At least Shuster could have shown some sympathy for his fellow Pennsylvania writers who had applied for a $20,000 NEA grant, a very trying process by the way, and voted to fund the agency just to help them.

But, Our Bud's a hard-liner when it comes to the arts, even though his conservative allies found a bigger issue to occupy their moral agenda by '98. It came in the form of a little blue dress, which was in need of a visit to the dry cleaner. The NEA quietly slipped off the hook.

Alexander slunk out of town quietly as well, and Clinton appointed the Grand Ole Opry's Bill Ivey.

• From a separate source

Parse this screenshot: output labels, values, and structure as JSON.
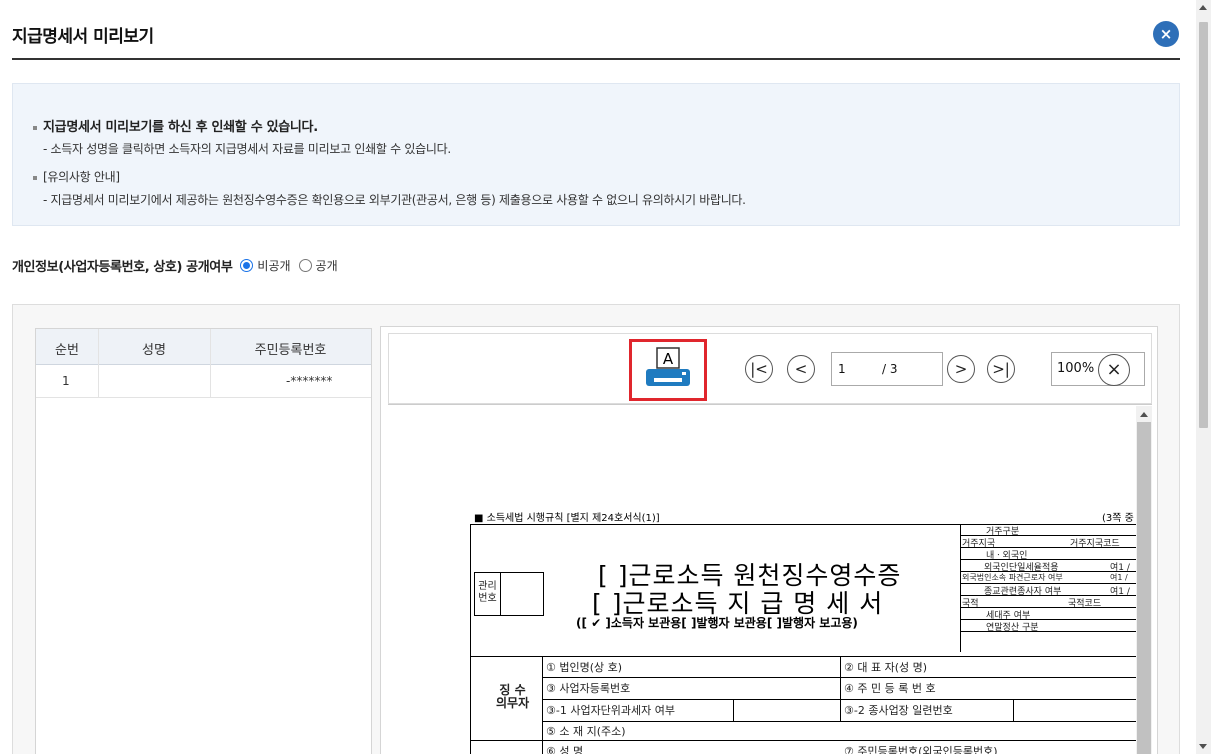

After saying "How-deee!" to Congress, Ivey played a folksy tune heavy on establishment organizations, education, culture heritage and preservation with no mention of nudity or waste products. For example, a $40,000 check to the Mattress Factory this year is earmarked for the gallery's 10-year retrospective catalog of installations. Sounds both safe and worthy.

But even Ivey has jumped ship under the reign of George II, whose new budget was surprisingly generous to the NEA -- $104.7 million, up $7 million from the last year of Democrat and Walt Whitman-loving Clinton.

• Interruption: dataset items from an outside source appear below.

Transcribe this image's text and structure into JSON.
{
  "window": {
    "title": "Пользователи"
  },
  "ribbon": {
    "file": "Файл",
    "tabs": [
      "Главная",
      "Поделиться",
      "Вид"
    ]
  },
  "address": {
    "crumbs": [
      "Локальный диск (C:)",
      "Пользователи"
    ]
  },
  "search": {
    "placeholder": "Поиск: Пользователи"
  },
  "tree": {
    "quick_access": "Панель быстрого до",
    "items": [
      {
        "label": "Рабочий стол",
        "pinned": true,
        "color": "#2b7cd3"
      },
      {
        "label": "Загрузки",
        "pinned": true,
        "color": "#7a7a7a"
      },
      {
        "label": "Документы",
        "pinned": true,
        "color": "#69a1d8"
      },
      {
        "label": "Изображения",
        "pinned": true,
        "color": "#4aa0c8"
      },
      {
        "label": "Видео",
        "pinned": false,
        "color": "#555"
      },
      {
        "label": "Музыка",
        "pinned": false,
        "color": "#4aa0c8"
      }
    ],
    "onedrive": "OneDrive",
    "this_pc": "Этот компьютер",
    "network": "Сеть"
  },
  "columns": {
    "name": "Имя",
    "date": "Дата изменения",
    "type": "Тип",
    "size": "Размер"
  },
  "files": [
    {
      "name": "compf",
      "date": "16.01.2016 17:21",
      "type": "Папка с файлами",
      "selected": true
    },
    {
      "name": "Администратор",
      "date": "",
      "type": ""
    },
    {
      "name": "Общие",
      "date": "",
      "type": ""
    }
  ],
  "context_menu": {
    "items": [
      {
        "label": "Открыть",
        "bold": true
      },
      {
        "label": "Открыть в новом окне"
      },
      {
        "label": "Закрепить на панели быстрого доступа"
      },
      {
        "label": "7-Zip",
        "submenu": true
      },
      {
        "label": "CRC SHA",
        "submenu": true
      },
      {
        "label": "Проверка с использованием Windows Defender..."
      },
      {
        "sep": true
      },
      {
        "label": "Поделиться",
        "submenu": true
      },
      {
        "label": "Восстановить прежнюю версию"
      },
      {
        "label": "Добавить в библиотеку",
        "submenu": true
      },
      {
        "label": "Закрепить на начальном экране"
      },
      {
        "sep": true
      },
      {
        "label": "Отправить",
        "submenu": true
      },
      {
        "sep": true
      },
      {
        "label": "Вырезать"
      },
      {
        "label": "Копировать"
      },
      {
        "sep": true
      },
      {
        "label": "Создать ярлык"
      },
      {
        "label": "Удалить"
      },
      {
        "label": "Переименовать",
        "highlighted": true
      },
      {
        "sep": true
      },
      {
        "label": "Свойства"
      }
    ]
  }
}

Ivey's leaving Sept. 30, he said Tuesday, and plans to work on several book projects. The only reason he gave for his resignation was to take his "first break from work in 30 years."

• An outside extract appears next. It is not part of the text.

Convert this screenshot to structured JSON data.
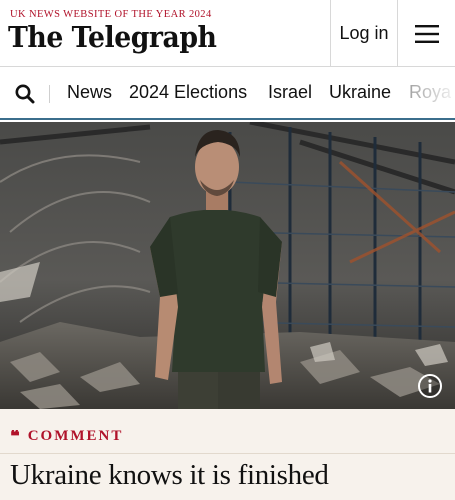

Pre-inaugural jitters that Bush would gut the NEA were calmed, for now, but they were not without good cause. Texas, after all, ranks 50th among these United States in public support for the arts, spending $5.3 million last year. That means about 26 cents per Texan.

Pennsylvania's current state arts funding is $14 million, or $1.27 for each commonwealth dweller.

Then there are the president's reading habits: His favorite book is "The Very Hungry Caterpillar," which, as I recall, has no words in it.

Another fear was that Vice President Cheney's wife, Lynne, who raised cultural hackles as head of the National Endowment for the Humanities under Poppy, might press her conservative views on the arts. But she's promised to hold down her desk at a right-wing think tank for now.

Now, in George's defense, Texas' arts funding increased under his watch as governor, and he's done the same since taking over the White House.

And, since Bush has bigger fish to fry (or poison, depending on your environmental views), such as tax cuts and Star Wars spending increases, federal funding of the arts appears secure.

We might even be so bold as to suggest that federal support of the arts is now accepted practice, like farm subsidies. Despite the occasional blundering of such public servants as New York Mayor Rudy Giuliani -- his latest efforts were aimed at establishing "decency standards" for publicly funded art -- the populace seems comfortable allotting some tax dollars for music, dance, museums, libraries, plays and films as long as there are "limits" on content.

In other words, public funding for the arts comes with its own price: the elimination of risk. Play it safe and you'll get your $5,000 for that dance camp or that bus tour of Montana for your string quartet.

Push the limits, attempt to reach beyond the conventional and you run the risk of not only losing funds but also having some windbag politician use you as whipping boy to advance his or her campaign.

Poet Adrienne Rich rejected President Clinton's National Medal for the Arts in 1997. In her letter she said, "I do know that art -- in my case the art of poetry -- means nothing if it simply decorates the dinner table of the power that holds it hostage."

The NEA continues to provide a meaningful, necessary service for a country that needs all the quality art it can get these days from the thousands of dedicated groups starving themselves to make it.

It's impossible to hope, however, that someday the political restraints will come off and that the politicians will let the people decide what is worthy.

Bob Hoover is the Post-Gazette book editor.